Springtime hits hard in some quarters. I call this ‘dangerous weather’—like, you’ve got to watch out where you’re going. You might trip and fall. Somehow this always coincides with the rise of halters and midriff shirts.
Fascination, you know, is a universal feeling. I hesitate to call it an emotion, it’s more than that, it’s a condition, a thesis. It’s strongly rooted in our biology, I think. I’m sure our closest animal relations feel it the same way we do. It’s tough to know what’s on a housecat’s mind most of the time, but when he’s gazing at that fish swimming around that bowl, I know exactly where his head is. And it’s not “I’m hungry” or “how can I get that?” or “in a moment I shall execute my plan”, as you might think. It’s not something that rational, like when he wants something – in that case he meows, shuffles and generally makes his state of need, if not an exact complaint, known. It’s just being transported, lost in the presence of something mysterious and wonderful. It’s fascination. I wouldn’t be surprised if our more distant kin further down the evolutionary chain don’t feel something like it too. Perhaps a protozoan feels something like it for the mold in the soil. Or even a flower, for the sun.
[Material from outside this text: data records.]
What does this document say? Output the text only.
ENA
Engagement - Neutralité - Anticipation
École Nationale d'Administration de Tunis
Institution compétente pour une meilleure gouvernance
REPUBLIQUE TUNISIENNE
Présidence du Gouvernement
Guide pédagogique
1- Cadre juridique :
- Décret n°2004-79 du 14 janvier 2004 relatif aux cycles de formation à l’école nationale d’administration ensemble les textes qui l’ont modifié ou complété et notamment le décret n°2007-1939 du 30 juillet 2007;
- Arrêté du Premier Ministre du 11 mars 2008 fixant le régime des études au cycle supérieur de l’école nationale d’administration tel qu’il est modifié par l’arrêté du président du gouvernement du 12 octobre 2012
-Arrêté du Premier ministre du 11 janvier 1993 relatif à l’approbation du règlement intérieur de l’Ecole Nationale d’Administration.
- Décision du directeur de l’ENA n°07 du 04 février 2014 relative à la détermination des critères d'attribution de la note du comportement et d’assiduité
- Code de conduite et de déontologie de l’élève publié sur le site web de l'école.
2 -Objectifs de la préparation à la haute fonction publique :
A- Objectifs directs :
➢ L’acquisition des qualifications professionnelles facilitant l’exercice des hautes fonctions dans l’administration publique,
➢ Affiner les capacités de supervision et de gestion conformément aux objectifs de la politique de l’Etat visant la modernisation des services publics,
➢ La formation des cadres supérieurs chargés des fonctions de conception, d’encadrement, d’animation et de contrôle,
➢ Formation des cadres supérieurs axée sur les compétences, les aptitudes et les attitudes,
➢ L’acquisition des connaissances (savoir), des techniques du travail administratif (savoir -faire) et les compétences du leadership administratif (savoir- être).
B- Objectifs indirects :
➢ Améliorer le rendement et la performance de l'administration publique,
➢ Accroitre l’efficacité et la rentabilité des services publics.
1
An explorer feels it for the horizon, for the negative spaces just out of visual range. It’s no different, I honestly believe that. You’re enthralled, you impulsively long to engage it, you want to touch it and immerse yourself. Maybe to a cat killing a mouse or a fish, it isn’t killing, it’s dancing.
The difference between cats and humans is that we know a richer vocabulary of dance, not that the spark that pulls us towards a dance partner isn’t the same. Women’s bodies are fascinating, seen through male eyes. The important curves are so simple, in the right photograph the bottom of a breast, the arch of a back, the curl of a hip are enough to convey the thrill in its entirety. Yet when you see one in person, once someone takes her clothes off in front of you, it’s always more amazing than you even expected, because besides the simplicity there’s also something so complex that the mind can’t ever carry it. You can’t anticipate it. It always comes as a surprise. It’s fascinating.
Sometimes I talk to a woman, and it’s like a good song. There’s no real reason, nothing I can point to about it, to indicate why it should make me feel so good, but it does. I’m transported. And then I realize it’s probably just the flowers, and the sun.